当該図書は多くの資料を基に、合戦の真実の姿を明確に描き出すことに成功している。
よい例は「兵農分離」であろう。織田信長は戦国武将として初めて兵農分離を行い、強力な軍団を率いていたという印象がある。しかし、織田軍よりもはるかに強いといわれていた上杉軍や徳川軍はそのほとんどが農民兵であったことがわかっている。そうであれば、兵農分離をしたからといってその軍が強くなったわけではないことがわかる。兵農分離の利点は常備軍を持つことにより、いつでも戦ができるようになったということであろう。この形では「籠城=敗北」という図式ができあがってしまう。籠城側は農期に兵が撤退することに期待し、勝機を見いだしていたのである。

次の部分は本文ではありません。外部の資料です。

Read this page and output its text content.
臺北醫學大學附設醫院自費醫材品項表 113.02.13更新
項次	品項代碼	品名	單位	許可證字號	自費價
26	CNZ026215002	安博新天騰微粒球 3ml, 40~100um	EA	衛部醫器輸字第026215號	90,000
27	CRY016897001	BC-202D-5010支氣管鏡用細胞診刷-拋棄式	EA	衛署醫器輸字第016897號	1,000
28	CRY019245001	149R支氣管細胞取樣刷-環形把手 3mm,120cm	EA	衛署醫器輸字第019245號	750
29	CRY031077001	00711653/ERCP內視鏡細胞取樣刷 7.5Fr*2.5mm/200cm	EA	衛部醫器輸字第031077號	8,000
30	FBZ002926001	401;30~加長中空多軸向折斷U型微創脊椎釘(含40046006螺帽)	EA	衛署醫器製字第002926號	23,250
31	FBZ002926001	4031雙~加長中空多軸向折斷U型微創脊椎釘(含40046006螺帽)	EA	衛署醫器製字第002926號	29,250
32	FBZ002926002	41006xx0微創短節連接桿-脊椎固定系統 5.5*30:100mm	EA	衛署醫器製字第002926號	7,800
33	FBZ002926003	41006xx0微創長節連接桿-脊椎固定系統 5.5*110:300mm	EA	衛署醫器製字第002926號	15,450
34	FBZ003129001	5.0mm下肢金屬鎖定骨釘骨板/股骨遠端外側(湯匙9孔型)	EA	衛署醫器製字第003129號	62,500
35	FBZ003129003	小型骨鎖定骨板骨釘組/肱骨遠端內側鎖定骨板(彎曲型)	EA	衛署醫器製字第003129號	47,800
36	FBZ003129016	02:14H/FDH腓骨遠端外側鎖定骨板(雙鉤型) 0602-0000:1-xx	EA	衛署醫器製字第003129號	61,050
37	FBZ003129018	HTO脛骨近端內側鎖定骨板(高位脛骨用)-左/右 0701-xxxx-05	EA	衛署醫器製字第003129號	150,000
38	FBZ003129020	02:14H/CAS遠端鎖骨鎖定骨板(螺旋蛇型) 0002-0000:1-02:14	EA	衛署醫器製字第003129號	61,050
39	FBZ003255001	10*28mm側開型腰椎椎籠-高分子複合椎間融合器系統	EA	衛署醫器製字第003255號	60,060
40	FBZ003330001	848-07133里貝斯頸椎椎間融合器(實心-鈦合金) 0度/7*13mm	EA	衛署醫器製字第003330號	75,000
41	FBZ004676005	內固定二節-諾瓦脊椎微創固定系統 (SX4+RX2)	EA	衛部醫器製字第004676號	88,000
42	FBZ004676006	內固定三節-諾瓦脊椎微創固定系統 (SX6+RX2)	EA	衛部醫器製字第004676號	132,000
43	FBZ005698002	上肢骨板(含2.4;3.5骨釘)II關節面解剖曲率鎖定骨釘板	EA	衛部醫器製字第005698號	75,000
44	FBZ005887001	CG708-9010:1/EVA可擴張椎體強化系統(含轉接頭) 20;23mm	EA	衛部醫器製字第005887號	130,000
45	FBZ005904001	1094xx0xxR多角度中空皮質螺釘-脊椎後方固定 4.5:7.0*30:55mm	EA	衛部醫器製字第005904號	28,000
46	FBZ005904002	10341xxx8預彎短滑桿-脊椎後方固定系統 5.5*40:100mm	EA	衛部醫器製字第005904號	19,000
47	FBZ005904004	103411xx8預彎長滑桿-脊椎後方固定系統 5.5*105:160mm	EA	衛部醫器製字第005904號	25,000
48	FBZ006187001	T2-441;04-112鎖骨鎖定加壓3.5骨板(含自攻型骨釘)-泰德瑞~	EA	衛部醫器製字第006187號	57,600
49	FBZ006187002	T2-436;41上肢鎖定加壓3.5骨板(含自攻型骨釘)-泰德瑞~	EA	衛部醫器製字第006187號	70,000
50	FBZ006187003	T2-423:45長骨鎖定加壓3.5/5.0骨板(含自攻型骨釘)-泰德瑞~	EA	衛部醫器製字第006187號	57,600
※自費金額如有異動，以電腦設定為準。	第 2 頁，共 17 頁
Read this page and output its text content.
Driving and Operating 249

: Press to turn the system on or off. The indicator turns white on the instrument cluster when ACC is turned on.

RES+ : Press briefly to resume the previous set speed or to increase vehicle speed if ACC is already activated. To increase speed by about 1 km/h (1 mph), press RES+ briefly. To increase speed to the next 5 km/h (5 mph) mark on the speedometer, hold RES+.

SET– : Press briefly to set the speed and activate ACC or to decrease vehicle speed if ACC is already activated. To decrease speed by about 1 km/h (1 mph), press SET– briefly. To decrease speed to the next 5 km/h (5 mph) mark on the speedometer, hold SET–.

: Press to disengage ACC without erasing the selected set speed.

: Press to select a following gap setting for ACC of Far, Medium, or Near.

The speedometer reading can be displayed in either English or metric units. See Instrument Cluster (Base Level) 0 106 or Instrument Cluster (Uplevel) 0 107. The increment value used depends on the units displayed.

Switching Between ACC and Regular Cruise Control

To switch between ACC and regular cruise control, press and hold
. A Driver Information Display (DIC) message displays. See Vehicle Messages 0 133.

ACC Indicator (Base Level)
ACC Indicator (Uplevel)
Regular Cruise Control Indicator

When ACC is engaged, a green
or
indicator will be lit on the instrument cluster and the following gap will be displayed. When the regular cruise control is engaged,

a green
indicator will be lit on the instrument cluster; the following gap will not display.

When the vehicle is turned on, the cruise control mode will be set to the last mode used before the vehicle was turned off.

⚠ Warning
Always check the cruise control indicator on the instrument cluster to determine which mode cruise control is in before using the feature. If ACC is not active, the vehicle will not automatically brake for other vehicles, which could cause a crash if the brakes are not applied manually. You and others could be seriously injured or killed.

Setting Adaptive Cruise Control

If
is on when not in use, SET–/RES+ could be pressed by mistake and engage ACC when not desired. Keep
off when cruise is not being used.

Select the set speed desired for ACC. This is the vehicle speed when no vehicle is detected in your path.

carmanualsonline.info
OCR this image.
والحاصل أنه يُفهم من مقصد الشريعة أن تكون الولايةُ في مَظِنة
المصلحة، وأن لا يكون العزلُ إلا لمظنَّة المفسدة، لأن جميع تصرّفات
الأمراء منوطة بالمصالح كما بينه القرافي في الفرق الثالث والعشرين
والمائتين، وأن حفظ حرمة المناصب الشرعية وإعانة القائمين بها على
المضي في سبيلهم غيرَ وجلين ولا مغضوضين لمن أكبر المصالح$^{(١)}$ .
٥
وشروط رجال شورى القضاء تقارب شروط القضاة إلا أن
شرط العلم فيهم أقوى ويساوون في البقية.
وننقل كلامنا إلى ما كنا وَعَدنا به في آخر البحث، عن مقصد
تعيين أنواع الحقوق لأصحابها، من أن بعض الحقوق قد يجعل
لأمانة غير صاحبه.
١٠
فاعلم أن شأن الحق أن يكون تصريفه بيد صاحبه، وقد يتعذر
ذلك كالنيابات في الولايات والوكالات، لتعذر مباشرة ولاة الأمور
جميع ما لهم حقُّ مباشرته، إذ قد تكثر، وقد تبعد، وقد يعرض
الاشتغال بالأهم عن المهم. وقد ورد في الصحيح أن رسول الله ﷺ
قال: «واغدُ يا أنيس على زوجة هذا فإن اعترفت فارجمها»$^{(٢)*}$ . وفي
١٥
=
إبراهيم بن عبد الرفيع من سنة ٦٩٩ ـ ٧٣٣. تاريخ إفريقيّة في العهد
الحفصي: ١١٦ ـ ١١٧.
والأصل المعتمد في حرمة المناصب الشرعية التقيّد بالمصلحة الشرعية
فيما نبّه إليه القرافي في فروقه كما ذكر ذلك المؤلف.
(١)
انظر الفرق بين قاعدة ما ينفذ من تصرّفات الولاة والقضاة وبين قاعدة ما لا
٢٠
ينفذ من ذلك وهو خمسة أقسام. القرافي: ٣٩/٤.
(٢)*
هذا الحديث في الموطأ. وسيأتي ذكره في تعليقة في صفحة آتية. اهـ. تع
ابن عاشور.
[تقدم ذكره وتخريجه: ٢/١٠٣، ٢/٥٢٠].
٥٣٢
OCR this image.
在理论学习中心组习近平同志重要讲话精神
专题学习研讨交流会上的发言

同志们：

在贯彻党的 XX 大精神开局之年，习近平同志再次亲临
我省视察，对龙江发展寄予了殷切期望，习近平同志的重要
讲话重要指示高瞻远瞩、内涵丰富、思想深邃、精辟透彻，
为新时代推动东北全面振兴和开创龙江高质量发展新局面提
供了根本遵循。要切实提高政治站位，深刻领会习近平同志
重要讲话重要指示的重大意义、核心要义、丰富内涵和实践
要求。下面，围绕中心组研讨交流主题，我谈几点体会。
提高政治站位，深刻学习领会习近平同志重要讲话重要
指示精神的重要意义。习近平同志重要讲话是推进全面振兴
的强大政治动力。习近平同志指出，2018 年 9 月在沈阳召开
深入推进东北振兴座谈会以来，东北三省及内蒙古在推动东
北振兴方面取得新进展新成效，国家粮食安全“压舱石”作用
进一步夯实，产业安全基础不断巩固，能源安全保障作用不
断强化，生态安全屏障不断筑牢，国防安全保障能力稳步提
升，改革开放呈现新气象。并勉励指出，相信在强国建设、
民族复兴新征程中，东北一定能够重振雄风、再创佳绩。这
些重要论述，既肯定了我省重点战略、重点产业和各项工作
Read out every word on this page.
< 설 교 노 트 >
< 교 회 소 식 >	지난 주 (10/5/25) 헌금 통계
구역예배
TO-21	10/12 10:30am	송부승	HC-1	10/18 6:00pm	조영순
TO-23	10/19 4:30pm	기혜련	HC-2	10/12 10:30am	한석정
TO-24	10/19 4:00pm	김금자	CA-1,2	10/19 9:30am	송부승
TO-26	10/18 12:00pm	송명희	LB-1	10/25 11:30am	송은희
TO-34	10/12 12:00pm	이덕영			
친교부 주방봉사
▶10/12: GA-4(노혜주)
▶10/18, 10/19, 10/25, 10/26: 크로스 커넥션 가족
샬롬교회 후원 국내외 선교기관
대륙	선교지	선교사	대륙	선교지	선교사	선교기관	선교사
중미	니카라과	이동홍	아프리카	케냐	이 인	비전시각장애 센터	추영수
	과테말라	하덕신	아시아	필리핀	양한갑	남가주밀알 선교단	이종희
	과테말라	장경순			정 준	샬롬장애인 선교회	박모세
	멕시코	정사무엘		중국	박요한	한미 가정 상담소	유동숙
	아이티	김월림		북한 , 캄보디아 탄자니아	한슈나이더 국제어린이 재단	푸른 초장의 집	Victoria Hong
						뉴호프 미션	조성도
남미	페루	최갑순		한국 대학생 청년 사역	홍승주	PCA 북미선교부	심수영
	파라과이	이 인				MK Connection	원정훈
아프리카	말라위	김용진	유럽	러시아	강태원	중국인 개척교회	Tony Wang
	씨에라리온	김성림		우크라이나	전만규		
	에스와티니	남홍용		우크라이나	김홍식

 また、兵站のことも非常に興味深い。軍を動かすということは、同時に兵糧や武器、弾薬を動かすということである。大河ドラマでは全く描かれることはないが、兵站がきちんと確保されなければ、どんなに強い軍でも合戦をすることができない。このことをしっかりと理解すれば、豊臣秀吉が武功派とよばれた加藤清正や福島政則以上に、石田三成や増田長盛といった奉行衆を高く評価したことは、当たり前のことであり、それを武功派が不満に思っていたということがおかしいのだということがわかるのである。
 さらに戦国武将たちが「験担ぎ」にも力を入れていたこともとても興味深い。出陣前の儀式やしきたりはもちろん、出兵する方角までにも気を遣っていたことがわかる。そこで活躍したのが「軍師」なのである。軍師といえば、大友宗麟の立花道雪、秀吉の黒田勘兵衛、三成の島勝猛(清興とも、通称「左近」)など戦場で指揮を執り、自らも敵と戦うイメージが大きい。しかし、実際の軍師は軍配を握り、吉凶を占うことをその仕事としていた。代表的な人物は、宗麟に仕えた角隅石宗や島津貴久に仕えた川田義朗などである。
 当該図書を読むことによって、現実の合戦を理解すれば、大河ドラマなどの合戦シーンもさらにおもしろく見えてくるのではないだろうか。